NO MEIO DO MEU CAMINHO TAMBÉM TINHA PEDRAS...
No meio do meu caminho também tinha pedras...
®Lílian Maial
Era um frasco branco de tampa vermelha. Na verdade, translúcido o suficiente para me permitir vislumbrar os contornos das infelizes. Sonsas! O tempo todo trabalhando em silêncio, me apunhalando pelas costas (na barriga, mas irradiando para as costas). Três pedras escuras, sombrias, lamacentas. Ficaram para trás.
Todo ano, naquela época, a mesma coisa: mamografia, ultrassonografia, exames de sangue e urina. Fazemos os exames, sim, mas com a certeza de que nada vai aparecer para estragar a festa. Este ano, no entanto, foi um pouco diferente...
Na hora da ultrassonografia, uma imagem estranha. A médica pergunta:
- “Você tem ou teve endometriose?”.
Frio na barriga...
– “Não, por quê?”
- “Nada de mais, mas apareceu uma imagem no ovário direito, que poderia ser um cisto hemático, ou algo parecido”.
Algo parecido? O que poderia ser algo parecido? Tumor? Câncer?
Resumindo a ópera: correndo fazer uma Ressonância Nuclear Magnética, que só o nome já dá calafrios. A maldita RNM confirmou imagem, não só no ovário direito, como também no esquerdo, e mais um cálculo renal à esquerda e pedras na vesícula! Raios! De onde veio isso tudo, se nunca sentira nada? Mentira! Sentira, sim, mas não dera valor. Achava que era algo sem importância e resolveu de forma caseira, mesmo, aliada à coragem de suportar umas dores na boa.
Enfim, os ovários deram mais medo do que qualquer pedra idiota. E faz exame daqui, faz exame dali, dezenas de marcadores tumorais. Nada de maligno. Ufa!
As pedras passaram, então, a ter maior importância, pelo potencial de complicações que traziam embutidas. E como não se deve deixar para amanhã o que se pode fazer hoje, cirurgia marcada de imediato.
Aí entra uma fase engraçada, a da negação: - “Não é nada, gente, só uma pequena cirurgia por vídeo”... No fundo, um medo peculiar, aquele de deixar os filhos sem amparo, sem caminho, sem futuro.
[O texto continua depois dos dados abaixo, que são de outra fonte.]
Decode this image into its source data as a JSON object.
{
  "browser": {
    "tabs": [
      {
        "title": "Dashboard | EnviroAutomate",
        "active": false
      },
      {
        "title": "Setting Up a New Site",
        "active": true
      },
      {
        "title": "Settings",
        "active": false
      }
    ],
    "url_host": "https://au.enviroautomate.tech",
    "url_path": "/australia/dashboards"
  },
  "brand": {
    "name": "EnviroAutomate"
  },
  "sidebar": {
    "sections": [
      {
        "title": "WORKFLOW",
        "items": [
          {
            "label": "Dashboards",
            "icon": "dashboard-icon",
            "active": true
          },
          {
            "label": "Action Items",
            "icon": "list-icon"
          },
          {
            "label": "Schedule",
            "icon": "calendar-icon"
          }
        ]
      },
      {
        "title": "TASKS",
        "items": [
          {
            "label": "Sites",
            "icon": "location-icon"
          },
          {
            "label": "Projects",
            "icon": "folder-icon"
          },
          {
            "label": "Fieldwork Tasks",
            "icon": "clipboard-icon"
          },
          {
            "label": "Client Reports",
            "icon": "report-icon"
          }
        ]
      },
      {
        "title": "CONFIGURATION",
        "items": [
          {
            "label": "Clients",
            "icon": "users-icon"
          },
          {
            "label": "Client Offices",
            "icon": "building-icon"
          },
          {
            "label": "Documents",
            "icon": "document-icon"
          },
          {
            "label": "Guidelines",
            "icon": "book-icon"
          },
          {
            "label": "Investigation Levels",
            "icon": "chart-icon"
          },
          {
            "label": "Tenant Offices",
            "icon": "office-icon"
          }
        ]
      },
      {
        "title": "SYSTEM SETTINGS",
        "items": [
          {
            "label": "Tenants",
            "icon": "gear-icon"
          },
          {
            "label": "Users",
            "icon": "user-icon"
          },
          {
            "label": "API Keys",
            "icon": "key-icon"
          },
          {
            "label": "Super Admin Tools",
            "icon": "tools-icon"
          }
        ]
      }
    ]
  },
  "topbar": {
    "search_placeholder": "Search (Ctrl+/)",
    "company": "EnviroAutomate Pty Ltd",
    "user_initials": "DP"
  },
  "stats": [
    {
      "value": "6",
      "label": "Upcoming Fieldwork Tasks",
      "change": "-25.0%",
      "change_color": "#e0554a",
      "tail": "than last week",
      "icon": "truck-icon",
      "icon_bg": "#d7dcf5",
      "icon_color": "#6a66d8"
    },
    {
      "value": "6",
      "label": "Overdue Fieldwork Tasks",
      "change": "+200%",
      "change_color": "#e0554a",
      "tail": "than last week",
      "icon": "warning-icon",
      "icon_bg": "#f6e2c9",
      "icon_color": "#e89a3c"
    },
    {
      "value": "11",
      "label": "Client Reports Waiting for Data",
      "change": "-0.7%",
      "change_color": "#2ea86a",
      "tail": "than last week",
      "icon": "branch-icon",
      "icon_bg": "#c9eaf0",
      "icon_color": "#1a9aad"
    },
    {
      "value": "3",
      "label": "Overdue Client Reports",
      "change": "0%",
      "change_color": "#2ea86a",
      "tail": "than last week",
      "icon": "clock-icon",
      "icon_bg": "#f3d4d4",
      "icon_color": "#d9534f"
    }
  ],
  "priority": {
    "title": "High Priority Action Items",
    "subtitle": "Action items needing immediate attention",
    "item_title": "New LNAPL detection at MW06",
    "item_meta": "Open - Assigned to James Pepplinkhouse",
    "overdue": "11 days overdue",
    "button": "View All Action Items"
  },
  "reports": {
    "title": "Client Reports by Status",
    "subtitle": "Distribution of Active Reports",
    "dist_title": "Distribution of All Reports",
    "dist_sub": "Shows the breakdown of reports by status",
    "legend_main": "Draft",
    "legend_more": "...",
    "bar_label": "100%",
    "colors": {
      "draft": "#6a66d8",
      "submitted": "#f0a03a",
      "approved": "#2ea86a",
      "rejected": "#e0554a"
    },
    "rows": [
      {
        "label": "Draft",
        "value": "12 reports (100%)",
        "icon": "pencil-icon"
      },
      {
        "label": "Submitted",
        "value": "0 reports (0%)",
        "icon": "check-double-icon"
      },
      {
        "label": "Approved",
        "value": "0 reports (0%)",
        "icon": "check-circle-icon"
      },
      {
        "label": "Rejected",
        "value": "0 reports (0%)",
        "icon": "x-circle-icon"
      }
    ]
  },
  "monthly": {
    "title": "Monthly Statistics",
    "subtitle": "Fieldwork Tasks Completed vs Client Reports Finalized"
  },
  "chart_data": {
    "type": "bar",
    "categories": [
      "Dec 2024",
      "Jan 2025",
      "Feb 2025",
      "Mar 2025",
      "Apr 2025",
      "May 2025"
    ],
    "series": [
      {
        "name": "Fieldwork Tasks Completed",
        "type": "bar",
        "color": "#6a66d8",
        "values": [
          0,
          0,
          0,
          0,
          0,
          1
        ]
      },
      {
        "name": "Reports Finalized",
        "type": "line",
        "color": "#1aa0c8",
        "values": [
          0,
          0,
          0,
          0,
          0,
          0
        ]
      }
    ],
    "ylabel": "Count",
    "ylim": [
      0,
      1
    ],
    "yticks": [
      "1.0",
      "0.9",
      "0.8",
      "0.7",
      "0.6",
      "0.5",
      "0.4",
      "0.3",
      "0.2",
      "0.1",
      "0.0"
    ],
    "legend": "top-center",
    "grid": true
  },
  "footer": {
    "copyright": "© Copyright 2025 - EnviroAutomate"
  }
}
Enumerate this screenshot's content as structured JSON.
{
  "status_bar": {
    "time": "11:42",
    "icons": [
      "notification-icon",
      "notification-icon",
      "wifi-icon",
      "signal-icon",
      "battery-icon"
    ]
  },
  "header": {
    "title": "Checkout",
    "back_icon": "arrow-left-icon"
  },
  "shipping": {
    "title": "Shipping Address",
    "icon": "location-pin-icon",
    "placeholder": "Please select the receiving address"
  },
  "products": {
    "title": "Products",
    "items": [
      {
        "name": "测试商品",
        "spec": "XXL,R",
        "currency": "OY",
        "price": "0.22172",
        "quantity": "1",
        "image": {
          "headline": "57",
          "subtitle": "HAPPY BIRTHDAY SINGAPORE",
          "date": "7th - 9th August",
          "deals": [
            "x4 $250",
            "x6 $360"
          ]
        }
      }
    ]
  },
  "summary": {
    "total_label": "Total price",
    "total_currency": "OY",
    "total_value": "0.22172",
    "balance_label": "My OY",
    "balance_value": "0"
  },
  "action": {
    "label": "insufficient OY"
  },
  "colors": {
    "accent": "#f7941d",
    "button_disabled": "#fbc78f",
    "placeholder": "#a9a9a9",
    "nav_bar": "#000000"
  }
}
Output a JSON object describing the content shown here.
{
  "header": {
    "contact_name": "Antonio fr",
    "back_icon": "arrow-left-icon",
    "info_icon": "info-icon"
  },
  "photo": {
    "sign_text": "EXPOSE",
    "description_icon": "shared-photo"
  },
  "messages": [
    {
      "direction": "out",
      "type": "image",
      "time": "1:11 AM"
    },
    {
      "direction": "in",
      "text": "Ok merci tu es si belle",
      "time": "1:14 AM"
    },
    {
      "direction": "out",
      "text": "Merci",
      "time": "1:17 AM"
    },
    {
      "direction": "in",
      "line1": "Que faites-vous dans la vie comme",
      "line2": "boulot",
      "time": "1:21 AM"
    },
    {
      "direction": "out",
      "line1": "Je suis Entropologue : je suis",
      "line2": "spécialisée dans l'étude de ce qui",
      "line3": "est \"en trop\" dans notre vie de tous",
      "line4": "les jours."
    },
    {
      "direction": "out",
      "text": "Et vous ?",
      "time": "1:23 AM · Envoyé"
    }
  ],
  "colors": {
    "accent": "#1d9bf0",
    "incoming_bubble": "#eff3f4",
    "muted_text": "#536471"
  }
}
Coisa de mãe. E o neto a caminho? Não seria melhor esperar para vê-lo, ao menos, uma vez? Gargalhadas no eco. Tolinha. A ideia era justamente operar logo para estar em forma para a chegada do neto, e assim será.
E assim foi.
Hospital, cheiro de hospital, cama de hospital, enfermeiros, nutricionistas, atendentes simpáticas, tudo um horror! A visão da anestesista parecia mais a visão do inferno. Seria minha algoz? (Ei, mulher, eu tenho asma, viu? E me dou mal com Tramal®, Juvenal!).
O médico entusiasta me prometia alta no mesmo dia. – “Isso não é nada. Uma cirurgiazinha ridícula” (é porque não é na barriga dele...). – “Só tem um porém: não pode ir para a sala de cirurgia sedada, tem de ir acordada”.
Está aí algo que não recomendo. Se você tem que operar, que tenha o mínimo de desconforto possível. E entrar na sala de cirurgia, como se fosse um abatedouro, não é a melhor situação de alento. Horrível ficar analisando cada azulejo, cada instrumento de tortura, cada tudo: fio, pano, metal, lâmpada, enquanto a equipe fala umas gracinhas sem noção. Melhor ir dormindo e assim permanecer, até estar na caminha junto à família de novo.
Mas não, sou médica, tinha que ser forte e também tinha que dar algo errado.
Não vou entrar em detalhes do desconforto de perceber a medicação anestésica começando a fazer efeito de maneira desagradável e agoniante, nem do despertar confuso e com o mesmo mal estar respiratório. Não houve erro, apenas engano no cálculo do tempo de ação do raio do opiáceo. Mas continuo recomendando que se vá sedada para a sala de cirurgia.
Voltei para o quarto muito sonolenta e mal pude observar as pedras enormes! Ficou para depois. Deixaram o frasco de tampa vermelha lá num canto. Só que os enfermeiros acabaram colocando lençois e toalhas em cima e, na hora de ir embora, não vimos o potinho, deixando as pedras no caminho.
Não tem problema, que fiquem por lá! As impressões que elas deixaram estão marcadas na pele, tatuadas como mais um capítulo.
Tudo é fugaz, nada tem tanta importância, quanto a que nós mesmos damos, de acordo com nossos valores.
No mais, é repouso e poesia, que o neto não tarda a chegar, e o colinho já vai estar pronto para recebê-lo, forte e aconchegante, com umas reticências engraçadas para ele brincar na barriga da vovó.